Mom almost has to have her legs AMPUTATED after falling asleep in wrong position

A Canadian woman nearly lost her legs to a blocked circulation after passing out at home after a night out with drunk girls.

Julia Anderson, 36, collapsed on her bed – kneeling on all fours – after having 20 drinks with friends at an Ontario bar in 2020.

When she woke up, her legs had doubled in size and she couldn’t move on her own, she needed help from her 70-year-old mother Sandra.

Mrs. Anderson, who is a mother herself, feared she had broken them while going out. She was diagnosed with compartment syndrome, a rare but deadly condition that occurs when blood doesn’t reach some of the body’s muscles and nerves.

The lack of blood circulation to her legs deprived the limbs of oxygen and other nourishment. Doctors said if they hadn’t acted sooner, she might have lost her limbs.

Ms Anderson said she usually weighs around 100 pounds, but her swollen legs added another 40 to 50 pounds to her petite frame

Julia said she was carrying 40 lbs – 50 lbs of excess fluid in her legs. She was hospitalized for a whopping five weeks where she underwent dialysis, a blood transfusion and a skin graft on her leg.

“They didn’t hurt, but they were twice their normal size, so I called out to my mum, who called an ambulance,” Ms Anderson said.

“When I arrived at the hospital, my whole body was very swollen.
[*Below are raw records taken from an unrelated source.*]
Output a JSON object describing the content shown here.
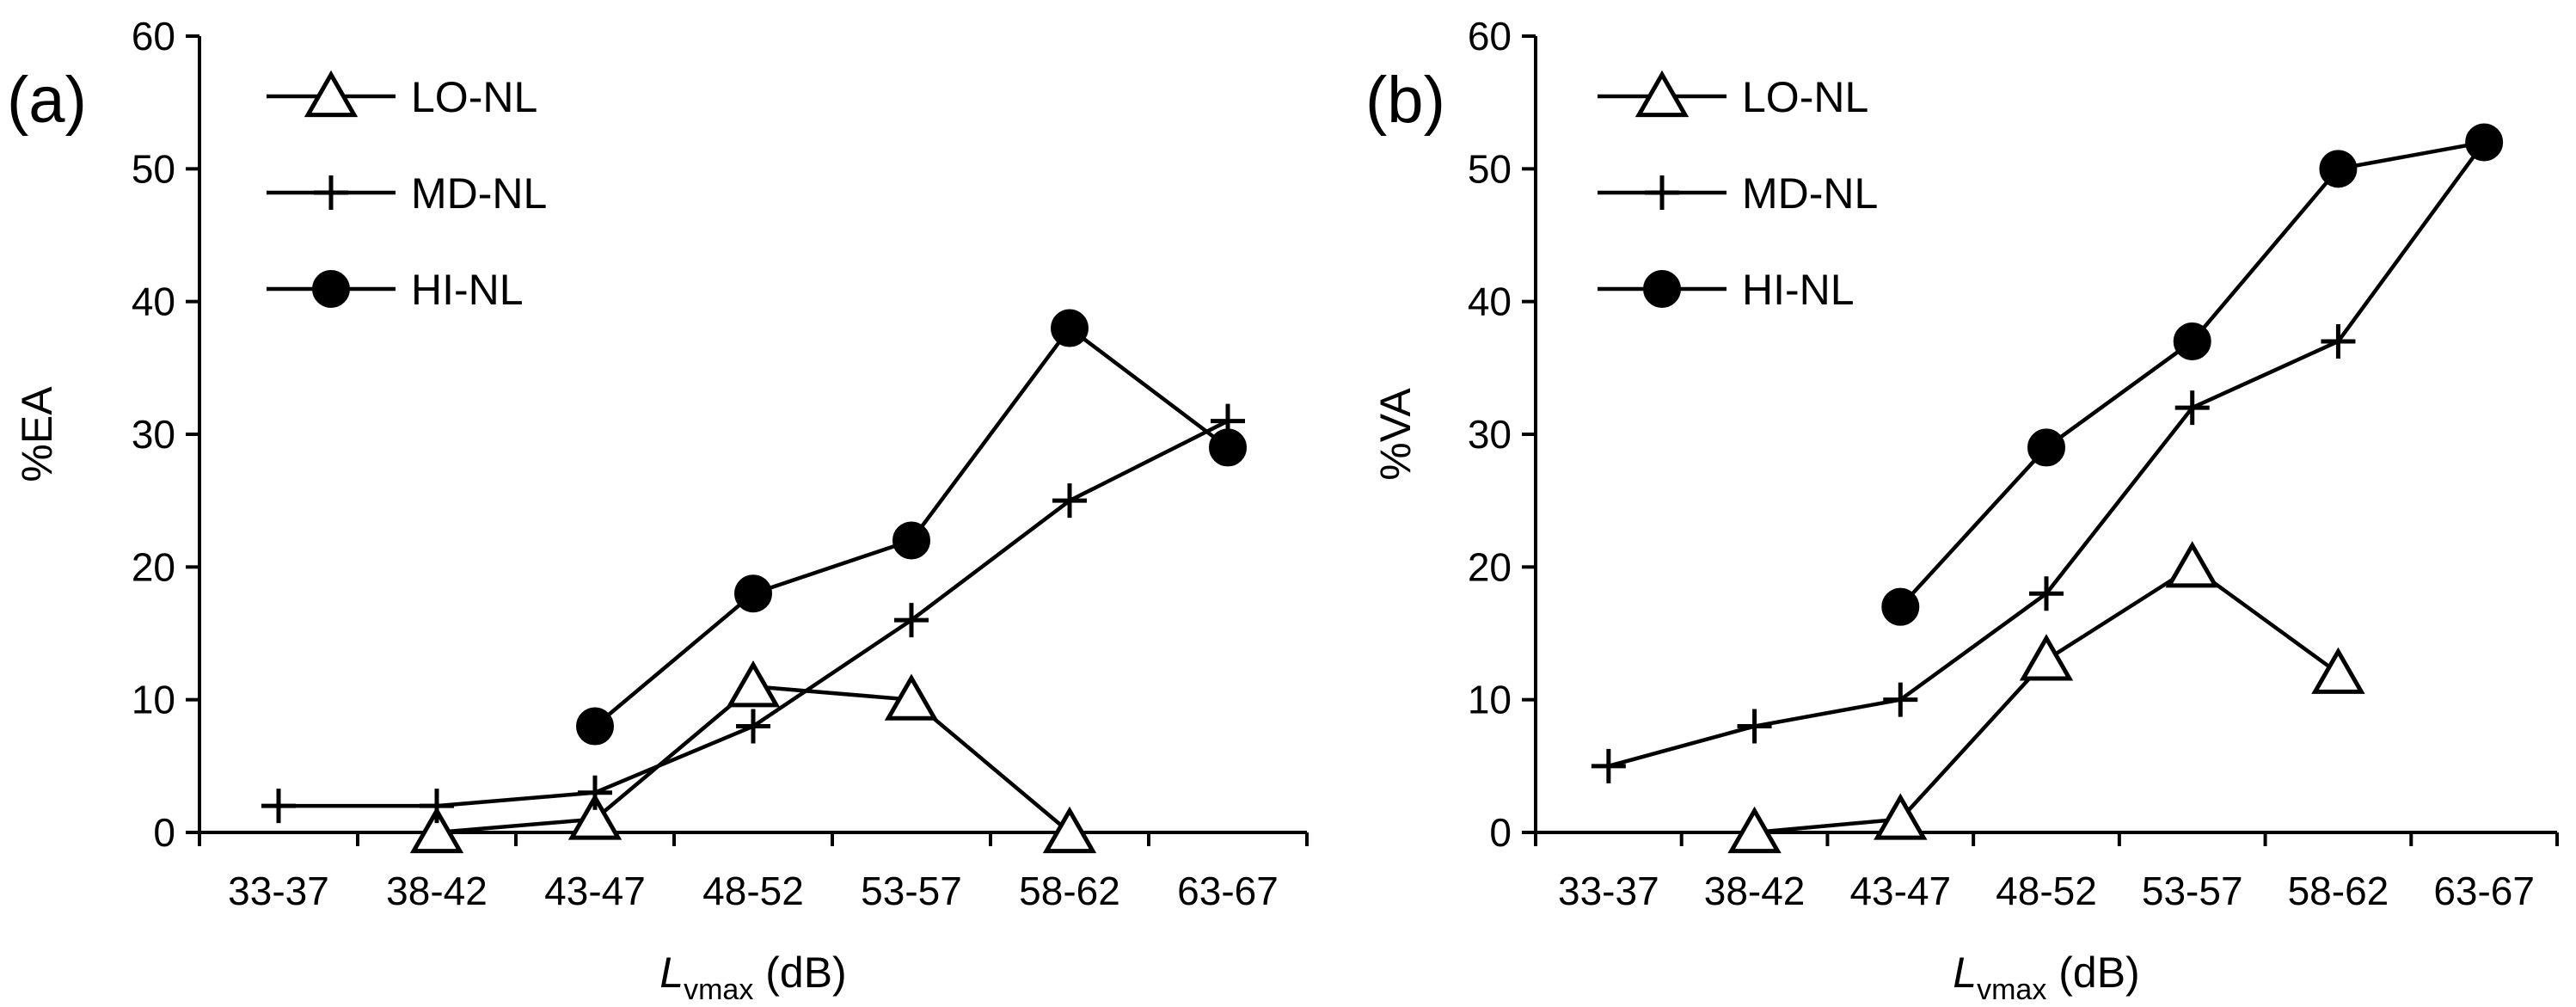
{
  "chart_data": [
    {
      "panel_label": "(a)",
      "type": "line",
      "ylabel": "%EA",
      "xlabel": {
        "main": "L",
        "sub": "vmax",
        "unit": " (dB)"
      },
      "categories": [
        "33-37",
        "38-42",
        "43-47",
        "48-52",
        "53-57",
        "58-62",
        "63-67"
      ],
      "ylim": [
        0,
        60
      ],
      "yticks": [
        0,
        10,
        20,
        30,
        40,
        50,
        60
      ],
      "legend_position": "top-left",
      "series": [
        {
          "name": "LO-NL",
          "marker": "triangle",
          "values": [
            null,
            0,
            1,
            11,
            10,
            0,
            null
          ]
        },
        {
          "name": "MD-NL",
          "marker": "plus",
          "values": [
            2,
            2,
            3,
            8,
            16,
            25,
            31
          ]
        },
        {
          "name": "HI-NL",
          "marker": "circle",
          "values": [
            null,
            null,
            8,
            18,
            22,
            38,
            29
          ]
        }
      ]
    },
    {
      "panel_label": "(b)",
      "type": "line",
      "ylabel": "%VA",
      "xlabel": {
        "main": "L",
        "sub": "vmax",
        "unit": " (dB)"
      },
      "categories": [
        "33-37",
        "38-42",
        "43-47",
        "48-52",
        "53-57",
        "58-62",
        "63-67"
      ],
      "ylim": [
        0,
        60
      ],
      "yticks": [
        0,
        10,
        20,
        30,
        40,
        50,
        60
      ],
      "legend_position": "top-left",
      "series": [
        {
          "name": "LO-NL",
          "marker": "triangle",
          "values": [
            null,
            0,
            1,
            13,
            20,
            12,
            null
          ]
        },
        {
          "name": "MD-NL",
          "marker": "plus",
          "values": [
            5,
            8,
            10,
            18,
            32,
            37,
            52
          ]
        },
        {
          "name": "HI-NL",
          "marker": "circle",
          "values": [
            null,
            null,
            17,
            29,
            37,
            50,
            52
          ]
        }
      ]
    }
  ]
}
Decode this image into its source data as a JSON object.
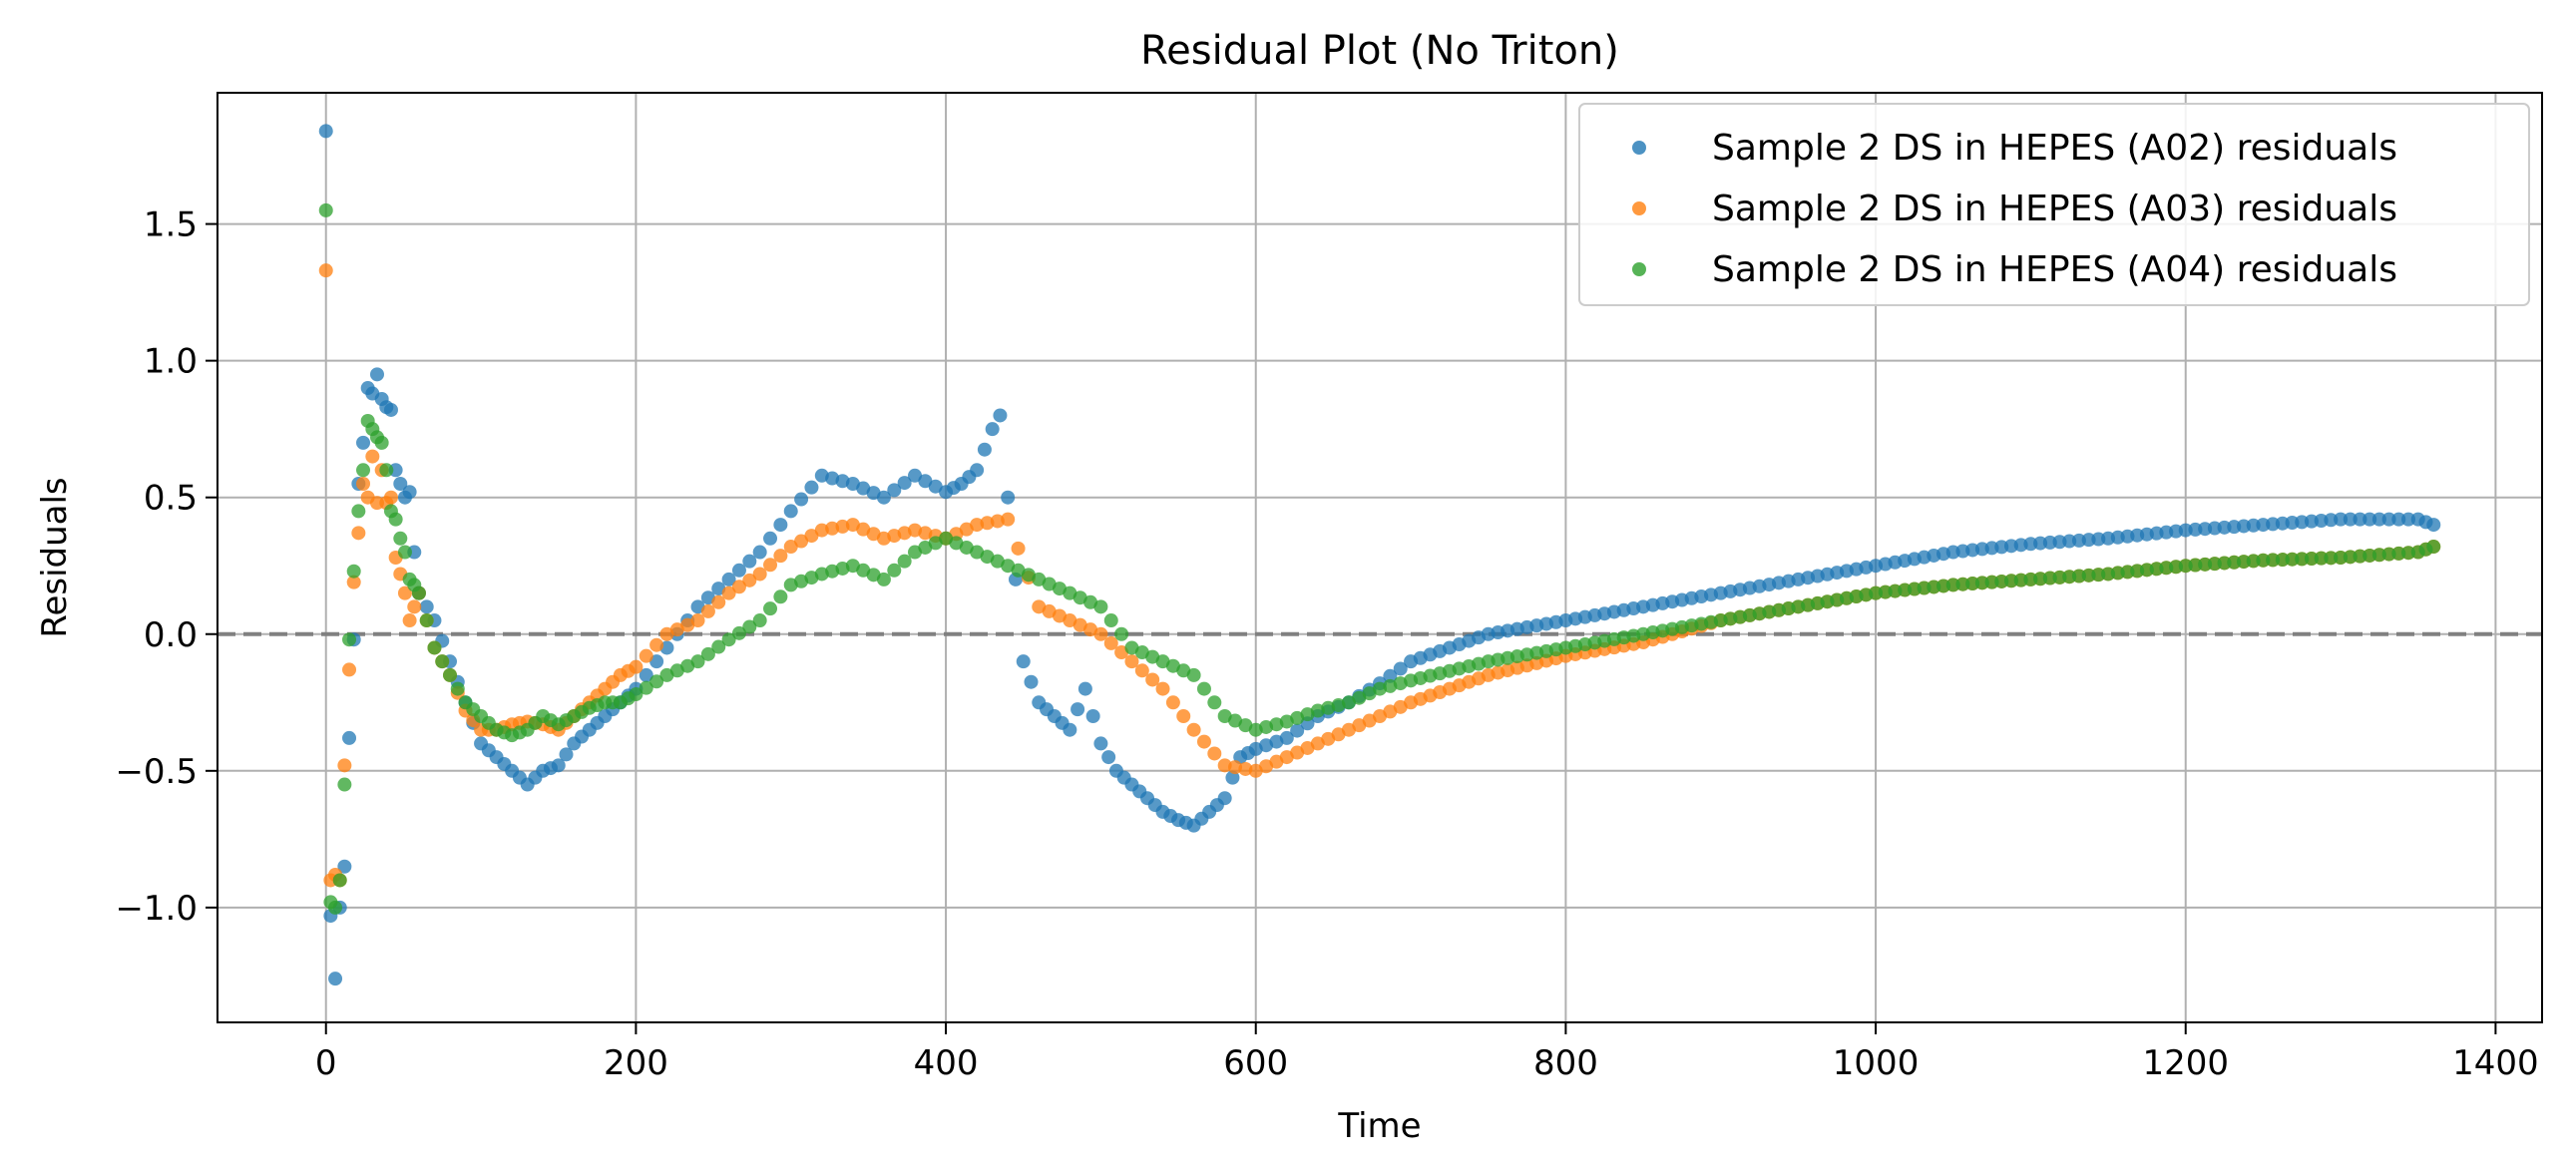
{
  "chart_data": {
    "type": "scatter",
    "title": "Residual Plot (No Triton)",
    "xlabel": "Time",
    "ylabel": "Residuals",
    "xlim": [
      -70,
      1430
    ],
    "ylim": [
      -1.42,
      1.98
    ],
    "xticks": [
      0,
      200,
      400,
      600,
      800,
      1000,
      1200,
      1400
    ],
    "xtick_labels": [
      "0",
      "200",
      "400",
      "600",
      "800",
      "1000",
      "1200",
      "1400"
    ],
    "yticks": [
      -1.0,
      -0.5,
      0.0,
      0.5,
      1.0,
      1.5
    ],
    "ytick_labels": [
      "−1.0",
      "−0.5",
      "0.0",
      "0.5",
      "1.0",
      "1.5"
    ],
    "grid": true,
    "legend_position": "upper-right",
    "reference_line": {
      "y": 0,
      "style": "dashed",
      "color": "#808080"
    },
    "series": [
      {
        "name": "Sample 2 DS in HEPES (A02) residuals",
        "color": "#1f77b4",
        "x": [
          0,
          3,
          6,
          9,
          12,
          15,
          18,
          21,
          24,
          27,
          30,
          33,
          36,
          39,
          42,
          45,
          48,
          51,
          54,
          57,
          60,
          70,
          80,
          90,
          100,
          110,
          120,
          130,
          140,
          150,
          160,
          170,
          180,
          190,
          200,
          220,
          240,
          260,
          280,
          300,
          320,
          340,
          360,
          380,
          400,
          410,
          420,
          430,
          435,
          440,
          445,
          450,
          460,
          470,
          480,
          490,
          500,
          510,
          520,
          530,
          540,
          550,
          560,
          570,
          580,
          590,
          600,
          620,
          640,
          660,
          680,
          700,
          750,
          800,
          850,
          900,
          950,
          1000,
          1050,
          1100,
          1150,
          1200,
          1250,
          1300,
          1350,
          1360
        ],
        "y": [
          1.84,
          -1.03,
          -1.26,
          -1.0,
          -0.85,
          -0.38,
          -0.02,
          0.55,
          0.7,
          0.9,
          0.88,
          0.95,
          0.86,
          0.83,
          0.82,
          0.6,
          0.55,
          0.5,
          0.52,
          0.3,
          0.15,
          0.05,
          -0.1,
          -0.25,
          -0.4,
          -0.45,
          -0.5,
          -0.55,
          -0.5,
          -0.48,
          -0.4,
          -0.35,
          -0.3,
          -0.25,
          -0.2,
          -0.05,
          0.1,
          0.2,
          0.3,
          0.45,
          0.58,
          0.55,
          0.5,
          0.58,
          0.52,
          0.55,
          0.6,
          0.75,
          0.8,
          0.5,
          0.2,
          -0.1,
          -0.25,
          -0.3,
          -0.35,
          -0.2,
          -0.4,
          -0.5,
          -0.55,
          -0.6,
          -0.65,
          -0.68,
          -0.7,
          -0.65,
          -0.6,
          -0.45,
          -0.42,
          -0.38,
          -0.3,
          -0.25,
          -0.18,
          -0.1,
          0.0,
          0.05,
          0.1,
          0.15,
          0.2,
          0.25,
          0.3,
          0.33,
          0.35,
          0.38,
          0.4,
          0.42,
          0.42,
          0.4
        ]
      },
      {
        "name": "Sample 2 DS in HEPES (A03) residuals",
        "color": "#ff7f0e",
        "x": [
          0,
          3,
          6,
          9,
          12,
          15,
          18,
          21,
          24,
          27,
          30,
          33,
          36,
          39,
          42,
          45,
          48,
          51,
          54,
          57,
          60,
          70,
          80,
          90,
          100,
          110,
          120,
          130,
          140,
          150,
          160,
          170,
          180,
          190,
          200,
          220,
          240,
          260,
          280,
          300,
          320,
          340,
          360,
          380,
          400,
          420,
          440,
          460,
          480,
          500,
          520,
          540,
          560,
          580,
          600,
          620,
          640,
          660,
          680,
          700,
          750,
          800,
          850,
          900,
          950,
          1000,
          1050,
          1100,
          1150,
          1200,
          1250,
          1300,
          1350,
          1360
        ],
        "y": [
          1.33,
          -0.9,
          -0.88,
          -0.9,
          -0.48,
          -0.13,
          0.19,
          0.37,
          0.55,
          0.5,
          0.65,
          0.48,
          0.6,
          0.48,
          0.5,
          0.28,
          0.22,
          0.15,
          0.05,
          0.1,
          0.15,
          -0.05,
          -0.15,
          -0.28,
          -0.35,
          -0.35,
          -0.33,
          -0.32,
          -0.33,
          -0.35,
          -0.3,
          -0.25,
          -0.2,
          -0.15,
          -0.12,
          0.0,
          0.05,
          0.15,
          0.22,
          0.32,
          0.38,
          0.4,
          0.35,
          0.38,
          0.35,
          0.4,
          0.42,
          0.1,
          0.05,
          0.0,
          -0.1,
          -0.2,
          -0.35,
          -0.48,
          -0.5,
          -0.45,
          -0.4,
          -0.35,
          -0.3,
          -0.25,
          -0.15,
          -0.08,
          -0.03,
          0.05,
          0.1,
          0.15,
          0.18,
          0.2,
          0.22,
          0.25,
          0.27,
          0.28,
          0.3,
          0.32
        ]
      },
      {
        "name": "Sample 2 DS in HEPES (A04) residuals",
        "color": "#2ca02c",
        "x": [
          0,
          3,
          6,
          9,
          12,
          15,
          18,
          21,
          24,
          27,
          30,
          33,
          36,
          39,
          42,
          45,
          48,
          51,
          54,
          57,
          60,
          70,
          80,
          90,
          100,
          110,
          120,
          130,
          140,
          150,
          160,
          170,
          180,
          190,
          200,
          220,
          240,
          260,
          280,
          300,
          320,
          340,
          360,
          380,
          400,
          420,
          440,
          460,
          480,
          500,
          520,
          540,
          560,
          580,
          600,
          620,
          640,
          660,
          680,
          700,
          750,
          800,
          850,
          900,
          950,
          1000,
          1050,
          1100,
          1150,
          1200,
          1250,
          1300,
          1350,
          1360
        ],
        "y": [
          1.55,
          -0.98,
          -1.0,
          -0.9,
          -0.55,
          -0.02,
          0.23,
          0.45,
          0.6,
          0.78,
          0.75,
          0.72,
          0.7,
          0.6,
          0.45,
          0.42,
          0.35,
          0.3,
          0.2,
          0.18,
          0.15,
          -0.05,
          -0.15,
          -0.25,
          -0.3,
          -0.35,
          -0.37,
          -0.35,
          -0.3,
          -0.33,
          -0.3,
          -0.27,
          -0.25,
          -0.25,
          -0.22,
          -0.15,
          -0.1,
          -0.02,
          0.05,
          0.18,
          0.22,
          0.25,
          0.2,
          0.3,
          0.35,
          0.3,
          0.25,
          0.2,
          0.15,
          0.1,
          -0.05,
          -0.1,
          -0.15,
          -0.3,
          -0.35,
          -0.32,
          -0.28,
          -0.25,
          -0.2,
          -0.17,
          -0.1,
          -0.05,
          0.0,
          0.05,
          0.1,
          0.15,
          0.18,
          0.2,
          0.22,
          0.25,
          0.27,
          0.28,
          0.3,
          0.32
        ]
      }
    ]
  }
}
I’m short, I’m only 100 pounds, to them I looked like a 140 pound girl. I told them ‘guys, I don’t look like this, something is wrong’.’

Acute compartment syndrome occurs when pressure is placed on the lining of the body’s nerves and muscle tissue — called fascia — from bruising, bleeding, or another injury.

Fascia is not elastic and cannot expand to allow moisture to pass through. As a result, fluid begins to build up.

Ms Anderson’s case broke out early one morning in 2020 after she went to bed in the prostate position after a night out.

The woman had gone out with friends with whom she had been “drinking vodka all night” and “lots of liquor.”

Mrs Anderson said: ‘I was in constant pain. Imagine your leg falling asleep, but that tingling sensation is a thousand times greater, like a sharp shooting electric shock in my leg.’ The pain from the nerve damage was so severe that she “cried out in pain in the middle of the night”

Doctors had to perform a demanding procedure in a short period of time as the muscles deteriorated and toxins were released into her bloodstream, causing her body to swell and her kidneys to shut down.

She said, ‘We haven’t eaten. Pre drinks and bar drinks combined it was the equivalent of 20 drinks so quite a bit.

“I was more drunk than usual. When I got home I just thought, ‘go to bed Julia’ and passed out, curled up on top of my legs face down.’

The pressure on her legs while sleeping stopped her circulation and it took only hours for her body to develop compartment syndrome.

An ambulance took Mrs. Anderson rushed to Toronto’s Michael Garron Hospital, where doctors ran a barrage of tests and diagnosed her.

Ms Anderson said: ‘I was operated on immediately because my muscles were deteriorating and toxins were being released into my bloodstream, causing my body to swell and my kidneys to shut down.’

Surgeons performed a grueling procedure in which Julia’s left leg was cut open and muscles were cut to relieve the swelling and reduce the toxins released into her bloodstream.

She was in intensive care for two weeks, strapped to a device to drain excess fluid.

Ms Anderson also had to be hooked up to a kidney dialysis machine, to take a skin graft from her thigh and administer several blood transfusions.

This is because her hemoglobin levels, proteins in red blood cells that carry oxygen around the body, had dropped dangerously low.

She said, “The nerve damage was so bad that I cried out in the middle of the night in pain.

“I was in constant pain. Imagine your leg falling asleep, but that tingling sensation is a thousand times greater, like a sharp shooting electric shock in my leg.’

Her hospital stay lasted five weeks. She was bedridden at home for three weeks and dependent on heavy painkillers for a year.

After three years of being embarrassed by her harrowing experience, Ms. Anderson has gone public with her story in hopes of sparing someone else a similar experience.

She said, “I was embarrassed about it at the time because who’s to say, ‘I passed out like an idiot'”. The shame has kind of disappeared because it’s been years since it could happen to anyone.”